DALLAS — The Theological Task Force on the Peace, Unity and Purity of the Presbyterian Church (U.S.A.) apparently will not take a position on one of the church’s most divisive issues: whether gays or lesbians who aren’t celibate should be ordained.
While the group’s final recommendations won’t be released until August, the task force says in a draft report released July 19 that it “was not asked to take a position on human sexuality or ordination and we have not attempted to do so. We did invest considerable time and energy in conversation, seeking to understand each other’s points of view. We did not try to convince fellow Task Force members of our own perspectives or to decide whether the church’s current position should be changed.”
The task force also suggests that perhaps the church should not be subjected now to another painful round of yes-or-no voting on ordination standards. Instead, the report states that many on the task force believe “it would be more profitable to frame the question differently” — with this question being considered: “How are baptized gay and lesbian persons in exclusive, covenanted relationships called to participate in the church in God’s gracious drama of creation, reconciliation and redemption?”
The draft report states the task force members did “readily reach agreement” on certain points involving sexuality and ordination.
Virtually all of the conversation in which task force members may have shared their views on ordination standards has taken place behind closed doors, not in public. It’s not known what was said or how agreement was reached, but the draft report states that they hold a range of views — that “some strongly support the church’s current position; others strongly question it or want to change it; others are still forming their thinking about sexuality and ordination.”
The points on which the task force said it had reached agreement are that:
“It is a grave error to deny baptism or church membership to gay and lesbian persons or to withhold pastoral care to them and their families.”
“Those who aspire to ordination must lead faithful lives. Those who demonstrate licentious behavior should not be ordained.” (The draft report doesn’t define either “faithful” or “licentious.”)
“It is damaging and dangerous to teach that sexual behavior is a purely personal matter that is not relevant for Christian discipleship, leadership and community life.”
“Sexual orientation is, in itself, no barrier to ordination.”
That last point accords with current PC(USA) policy, which does not ban gays and lesbians from ordination, but requires that those being ordained practice chastity if they are single or fidelity if they are married.
In considering sexuality and ordination, the task force in earlier meetings read articles by a variety of authors reaching a range of theological conclusions. A bibliography of that material is posted on the group’s website http://www.pcusa.org/peaceunitypurity/resources/biblio.htm.
The draft report said the material available couldn’t be easily divided into two categories — “either approval or disapproval of same-gender relationships and practices” — and that “scholars and writers who reached different conclusions often based their work on similar theological premises.”
And individual writers sometimes proved surprising too, the report states — with some conservative writers who contend that same-sex relationships are wrong advocating pastoral acceptance of gay and lesbian couples, and some liberal writers acknowledging that when the Bible speaks explicitly of same-gender acts “it disapproves of them.”

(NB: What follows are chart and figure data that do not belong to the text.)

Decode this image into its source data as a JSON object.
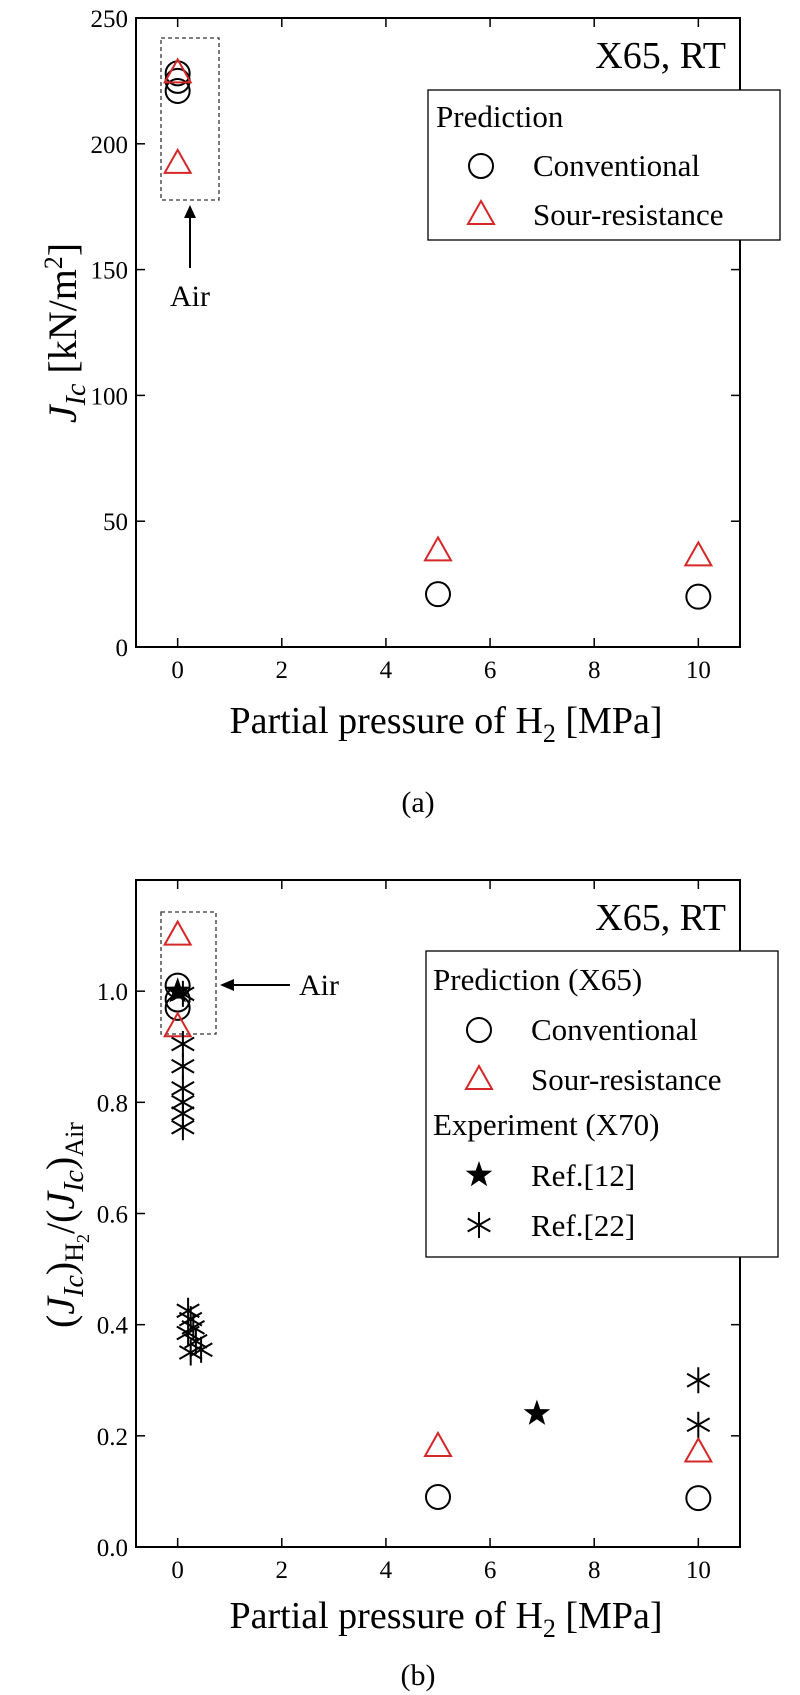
{
  "chart_data": [
    {
      "type": "scatter",
      "panel_caption": "(a)",
      "title": "X65, RT",
      "xlabel": "Partial pressure of H₂ [MPa]",
      "ylabel": "J_Ic [kN/m²]",
      "xlim": [
        -0.8,
        10.8
      ],
      "ylim": [
        0,
        250
      ],
      "xticks": [
        0,
        2,
        4,
        6,
        8,
        10
      ],
      "yticks": [
        0,
        50,
        100,
        150,
        200,
        250
      ],
      "ytick_labels": [
        "0",
        "50",
        "100",
        "150",
        "200",
        "250"
      ],
      "legend": {
        "title": "Prediction",
        "placement": "top-right"
      },
      "annotation": {
        "text": "Air",
        "x": 0,
        "y": 176
      },
      "series": [
        {
          "name": "Conventional",
          "marker": "circle",
          "color": "#000000",
          "points": [
            [
              0,
              228
            ],
            [
              0,
              225
            ],
            [
              0,
              221
            ],
            [
              5,
              21
            ],
            [
              10,
              20
            ]
          ]
        },
        {
          "name": "Sour-resistance",
          "marker": "triangle",
          "color": "#d62728",
          "points": [
            [
              0,
              228
            ],
            [
              0,
              192
            ],
            [
              5,
              38
            ],
            [
              10,
              36
            ]
          ]
        }
      ]
    },
    {
      "type": "scatter",
      "panel_caption": "(b)",
      "title": "X65, RT",
      "xlabel": "Partial pressure of H₂ [MPa]",
      "ylabel": "(J_Ic)_H₂/(J_Ic)_Air",
      "xlim": [
        -0.8,
        10.8
      ],
      "ylim": [
        0,
        1.2
      ],
      "xticks": [
        0,
        2,
        4,
        6,
        8,
        10
      ],
      "yticks": [
        0,
        0.2,
        0.4,
        0.6,
        0.8,
        1.0
      ],
      "ytick_labels": [
        "0.0",
        "0.2",
        "0.4",
        "0.6",
        "0.8",
        "1.0"
      ],
      "legend": {
        "placement": "top-right"
      },
      "annotation": {
        "text": "Air",
        "x": 0,
        "y": 1.0
      },
      "series": [
        {
          "name": "Conventional",
          "group": "Prediction (X65)",
          "marker": "circle",
          "color": "#000000",
          "points": [
            [
              0,
              1.01
            ],
            [
              0,
              0.985
            ],
            [
              0,
              0.97
            ],
            [
              5,
              0.09
            ],
            [
              10,
              0.088
            ]
          ]
        },
        {
          "name": "Sour-resistance",
          "group": "Prediction (X65)",
          "marker": "triangle",
          "color": "#d62728",
          "points": [
            [
              0,
              1.1
            ],
            [
              0,
              0.935
            ],
            [
              5,
              0.18
            ],
            [
              10,
              0.17
            ]
          ]
        },
        {
          "name": "Ref.[12]",
          "group": "Experiment (X70)",
          "marker": "star",
          "color": "#000000",
          "points": [
            [
              0,
              1.0
            ],
            [
              6.9,
              0.24
            ]
          ]
        },
        {
          "name": "Ref.[22]",
          "group": "Experiment (X70)",
          "marker": "asterisk",
          "color": "#000000",
          "points": [
            [
              0.1,
              0.995
            ],
            [
              0.1,
              0.905
            ],
            [
              0.1,
              0.865
            ],
            [
              0.1,
              0.825
            ],
            [
              0.1,
              0.8
            ],
            [
              0.1,
              0.78
            ],
            [
              0.1,
              0.755
            ],
            [
              0.2,
              0.425
            ],
            [
              0.25,
              0.41
            ],
            [
              0.3,
              0.395
            ],
            [
              0.2,
              0.385
            ],
            [
              0.35,
              0.37
            ],
            [
              0.25,
              0.35
            ],
            [
              0.45,
              0.355
            ],
            [
              10,
              0.3
            ],
            [
              10,
              0.22
            ]
          ]
        }
      ]
    }
  ]
}
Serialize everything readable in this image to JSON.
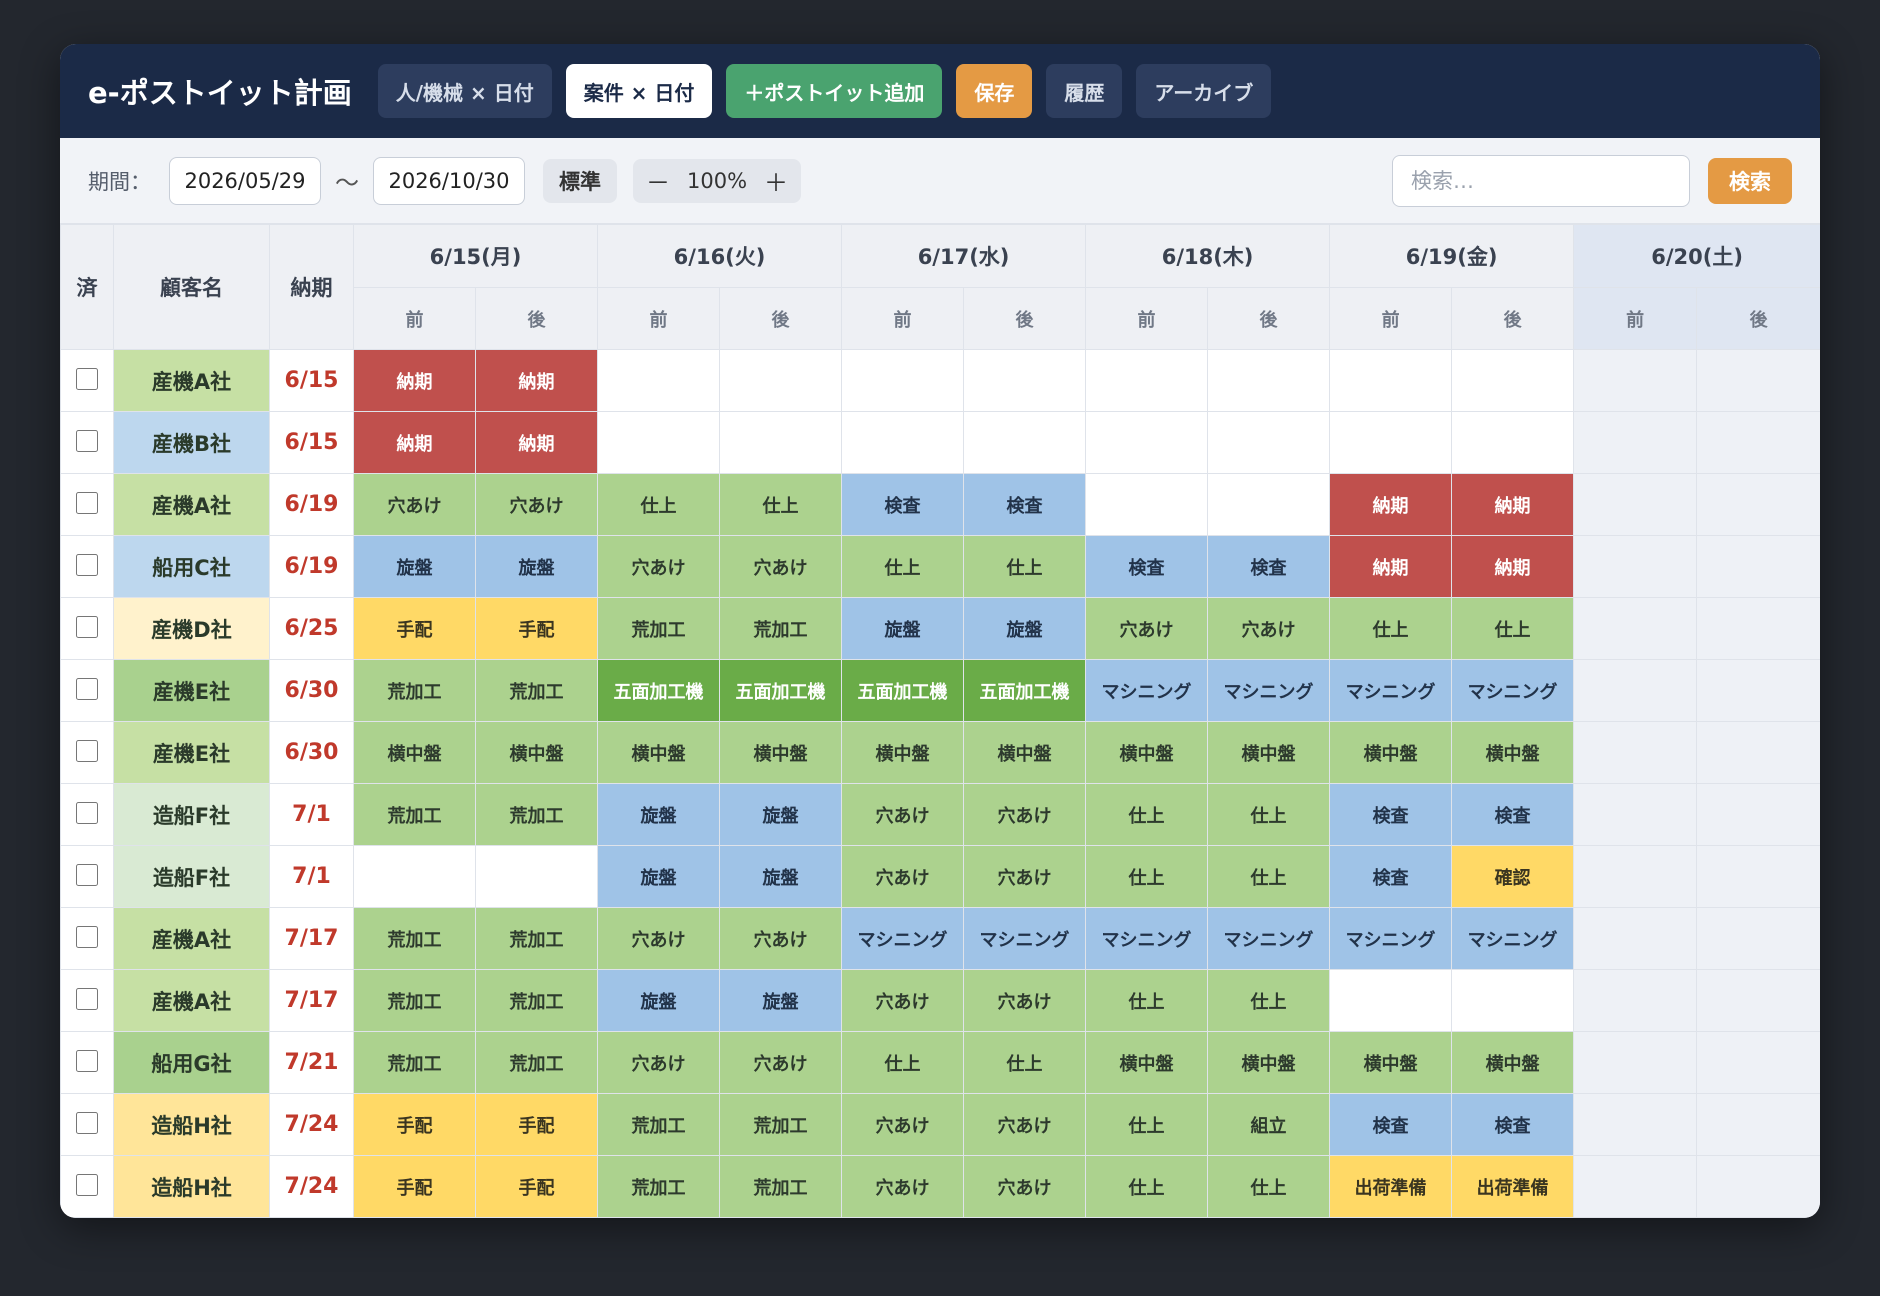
{
  "header": {
    "title": "e-ポストイット計画",
    "buttons": [
      "人/機械 × 日付",
      "案件 × 日付",
      "＋ポストイット追加",
      "保存",
      "履歴",
      "アーカイブ"
    ]
  },
  "toolbar": {
    "period_label": "期間：",
    "start_date": "2026/05/29",
    "tilde": "〜",
    "end_date": "2026/10/30",
    "standard_label": "標準",
    "zoom_minus": "－",
    "zoom_value": "100%",
    "zoom_plus": "＋",
    "search_placeholder": "検索…",
    "search_label": "検索"
  },
  "grid": {
    "col_done": "済",
    "col_customer": "顧客名",
    "col_due": "納期",
    "half_am": "前",
    "half_pm": "後",
    "days": [
      "6/15(月)",
      "6/16(火)",
      "6/17(水)",
      "6/18(木)",
      "6/19(金)",
      "6/20(土)"
    ],
    "colors": {
      "red": "#c0504d",
      "lgreen": "#acd28e",
      "dgreen": "#6aac48",
      "blue": "#9fc3e7",
      "yellow": "#ffd966"
    },
    "rows": [
      {
        "customer": "産機A社",
        "bg": "#c6e0a4",
        "due": "6/15",
        "cells": [
          [
            "納期",
            "red"
          ],
          [
            "納期",
            "red"
          ],
          [
            "",
            ""
          ],
          [
            "",
            ""
          ],
          [
            "",
            ""
          ],
          [
            "",
            ""
          ],
          [
            "",
            ""
          ],
          [
            "",
            ""
          ],
          [
            "",
            ""
          ],
          [
            "",
            ""
          ]
        ]
      },
      {
        "customer": "産機B社",
        "bg": "#bdd7ee",
        "due": "6/15",
        "cells": [
          [
            "納期",
            "red"
          ],
          [
            "納期",
            "red"
          ],
          [
            "",
            ""
          ],
          [
            "",
            ""
          ],
          [
            "",
            ""
          ],
          [
            "",
            ""
          ],
          [
            "",
            ""
          ],
          [
            "",
            ""
          ],
          [
            "",
            ""
          ],
          [
            "",
            ""
          ]
        ]
      },
      {
        "customer": "産機A社",
        "bg": "#c6e0a4",
        "due": "6/19",
        "cells": [
          [
            "穴あけ",
            "lgreen"
          ],
          [
            "穴あけ",
            "lgreen"
          ],
          [
            "仕上",
            "lgreen"
          ],
          [
            "仕上",
            "lgreen"
          ],
          [
            "検査",
            "blue"
          ],
          [
            "検査",
            "blue"
          ],
          [
            "",
            ""
          ],
          [
            "",
            ""
          ],
          [
            "納期",
            "red"
          ],
          [
            "納期",
            "red"
          ]
        ]
      },
      {
        "customer": "船用C社",
        "bg": "#bdd7ee",
        "due": "6/19",
        "cells": [
          [
            "旋盤",
            "blue"
          ],
          [
            "旋盤",
            "blue"
          ],
          [
            "穴あけ",
            "lgreen"
          ],
          [
            "穴あけ",
            "lgreen"
          ],
          [
            "仕上",
            "lgreen"
          ],
          [
            "仕上",
            "lgreen"
          ],
          [
            "検査",
            "blue"
          ],
          [
            "検査",
            "blue"
          ],
          [
            "納期",
            "red"
          ],
          [
            "納期",
            "red"
          ]
        ]
      },
      {
        "customer": "産機D社",
        "bg": "#fff2cc",
        "due": "6/25",
        "cells": [
          [
            "手配",
            "yellow"
          ],
          [
            "手配",
            "yellow"
          ],
          [
            "荒加工",
            "lgreen"
          ],
          [
            "荒加工",
            "lgreen"
          ],
          [
            "旋盤",
            "blue"
          ],
          [
            "旋盤",
            "blue"
          ],
          [
            "穴あけ",
            "lgreen"
          ],
          [
            "穴あけ",
            "lgreen"
          ],
          [
            "仕上",
            "lgreen"
          ],
          [
            "仕上",
            "lgreen"
          ]
        ]
      },
      {
        "customer": "産機E社",
        "bg": "#a9d18e",
        "due": "6/30",
        "cells": [
          [
            "荒加工",
            "lgreen"
          ],
          [
            "荒加工",
            "lgreen"
          ],
          [
            "五面加工機",
            "dgreen"
          ],
          [
            "五面加工機",
            "dgreen"
          ],
          [
            "五面加工機",
            "dgreen"
          ],
          [
            "五面加工機",
            "dgreen"
          ],
          [
            "マシニング",
            "blue"
          ],
          [
            "マシニング",
            "blue"
          ],
          [
            "マシニング",
            "blue"
          ],
          [
            "マシニング",
            "blue"
          ]
        ]
      },
      {
        "customer": "産機E社",
        "bg": "#c6e0a4",
        "due": "6/30",
        "cells": [
          [
            "横中盤",
            "lgreen"
          ],
          [
            "横中盤",
            "lgreen"
          ],
          [
            "横中盤",
            "lgreen"
          ],
          [
            "横中盤",
            "lgreen"
          ],
          [
            "横中盤",
            "lgreen"
          ],
          [
            "横中盤",
            "lgreen"
          ],
          [
            "横中盤",
            "lgreen"
          ],
          [
            "横中盤",
            "lgreen"
          ],
          [
            "横中盤",
            "lgreen"
          ],
          [
            "横中盤",
            "lgreen"
          ]
        ]
      },
      {
        "customer": "造船F社",
        "bg": "#d9ead3",
        "due": "7/1",
        "cells": [
          [
            "荒加工",
            "lgreen"
          ],
          [
            "荒加工",
            "lgreen"
          ],
          [
            "旋盤",
            "blue"
          ],
          [
            "旋盤",
            "blue"
          ],
          [
            "穴あけ",
            "lgreen"
          ],
          [
            "穴あけ",
            "lgreen"
          ],
          [
            "仕上",
            "lgreen"
          ],
          [
            "仕上",
            "lgreen"
          ],
          [
            "検査",
            "blue"
          ],
          [
            "検査",
            "blue"
          ]
        ]
      },
      {
        "customer": "造船F社",
        "bg": "#d9ead3",
        "due": "7/1",
        "cells": [
          [
            "",
            ""
          ],
          [
            "",
            ""
          ],
          [
            "旋盤",
            "blue"
          ],
          [
            "旋盤",
            "blue"
          ],
          [
            "穴あけ",
            "lgreen"
          ],
          [
            "穴あけ",
            "lgreen"
          ],
          [
            "仕上",
            "lgreen"
          ],
          [
            "仕上",
            "lgreen"
          ],
          [
            "検査",
            "blue"
          ],
          [
            "確認",
            "yellow"
          ]
        ]
      },
      {
        "customer": "産機A社",
        "bg": "#c6e0a4",
        "due": "7/17",
        "cells": [
          [
            "荒加工",
            "lgreen"
          ],
          [
            "荒加工",
            "lgreen"
          ],
          [
            "穴あけ",
            "lgreen"
          ],
          [
            "穴あけ",
            "lgreen"
          ],
          [
            "マシニング",
            "blue"
          ],
          [
            "マシニング",
            "blue"
          ],
          [
            "マシニング",
            "blue"
          ],
          [
            "マシニング",
            "blue"
          ],
          [
            "マシニング",
            "blue"
          ],
          [
            "マシニング",
            "blue"
          ]
        ]
      },
      {
        "customer": "産機A社",
        "bg": "#c6e0a4",
        "due": "7/17",
        "cells": [
          [
            "荒加工",
            "lgreen"
          ],
          [
            "荒加工",
            "lgreen"
          ],
          [
            "旋盤",
            "blue"
          ],
          [
            "旋盤",
            "blue"
          ],
          [
            "穴あけ",
            "lgreen"
          ],
          [
            "穴あけ",
            "lgreen"
          ],
          [
            "仕上",
            "lgreen"
          ],
          [
            "仕上",
            "lgreen"
          ],
          [
            "",
            ""
          ],
          [
            "",
            ""
          ]
        ]
      },
      {
        "customer": "船用G社",
        "bg": "#a9d18e",
        "due": "7/21",
        "cells": [
          [
            "荒加工",
            "lgreen"
          ],
          [
            "荒加工",
            "lgreen"
          ],
          [
            "穴あけ",
            "lgreen"
          ],
          [
            "穴あけ",
            "lgreen"
          ],
          [
            "仕上",
            "lgreen"
          ],
          [
            "仕上",
            "lgreen"
          ],
          [
            "横中盤",
            "lgreen"
          ],
          [
            "横中盤",
            "lgreen"
          ],
          [
            "横中盤",
            "lgreen"
          ],
          [
            "横中盤",
            "lgreen"
          ]
        ]
      },
      {
        "customer": "造船H社",
        "bg": "#ffe599",
        "due": "7/24",
        "cells": [
          [
            "手配",
            "yellow"
          ],
          [
            "手配",
            "yellow"
          ],
          [
            "荒加工",
            "lgreen"
          ],
          [
            "荒加工",
            "lgreen"
          ],
          [
            "穴あけ",
            "lgreen"
          ],
          [
            "穴あけ",
            "lgreen"
          ],
          [
            "仕上",
            "lgreen"
          ],
          [
            "組立",
            "lgreen"
          ],
          [
            "検査",
            "blue"
          ],
          [
            "検査",
            "blue"
          ]
        ]
      },
      {
        "customer": "造船H社",
        "bg": "#ffe599",
        "due": "7/24",
        "cells": [
          [
            "手配",
            "yellow"
          ],
          [
            "手配",
            "yellow"
          ],
          [
            "荒加工",
            "lgreen"
          ],
          [
            "荒加工",
            "lgreen"
          ],
          [
            "穴あけ",
            "lgreen"
          ],
          [
            "穴あけ",
            "lgreen"
          ],
          [
            "仕上",
            "lgreen"
          ],
          [
            "仕上",
            "lgreen"
          ],
          [
            "出荷準備",
            "yellow"
          ],
          [
            "出荷準備",
            "yellow"
          ]
        ]
      }
    ]
  }
}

BIBLICAL AUTHORITY AND INTERPRETATION
The draft report also contains a section on biblical authority and interpretation, “which many Presbyterians believe are a root cause of other disagreements,” the draft report states.
The draft states that the Reformed tradition “continues to embrace a variety of models of biblical authority and interpretation” — in other words, allowing freedom within limits, using such time-honored tools as relying on the plain sense of the text, the centrality of Jesus Christ, and the “rule of faith,” or interpreting the Bible in light of the doctrinal consensus of the church.
At each of its meetings, the task force has studied passages of Scripture together. At the suggestion of Jack Haberer, a pastor from Houston, the group agreed to add language to say that studying the Bible in diverse groups “enriches our understandings and corrects our misunderstandings and helps us wrestle with God’s word more deeply and honestly.”
And William Stacy Johnson, a professor of systematic theology at Princeton Theological Seminary, proposed adding this language, which seemed to meet approval: “We agree that because God alone is Lord of the conscience and because conscience is bound by the witness of Scripture, it is important within these boundaries to respect one another’s deep convictions of conscience and to exercise mutual forbearance, one to the other.”
And Mark Achtemeier, who teaches systematic theology at the University of Dubuque Theological Seminary, won support for adding, immediately after mutual forbearance, “and that together we seek to discern God’s will for the church.”
Much of the discussion of the draft reports involved detailed editing changes — trying to find the right wording, rather than debating more broadly what the report should say. A section of the report giving the task force’s recommendations will not be released until the group meets August 24-25 in Chicago — the last meeting before its September 15 deadline for presenting its final report to the church.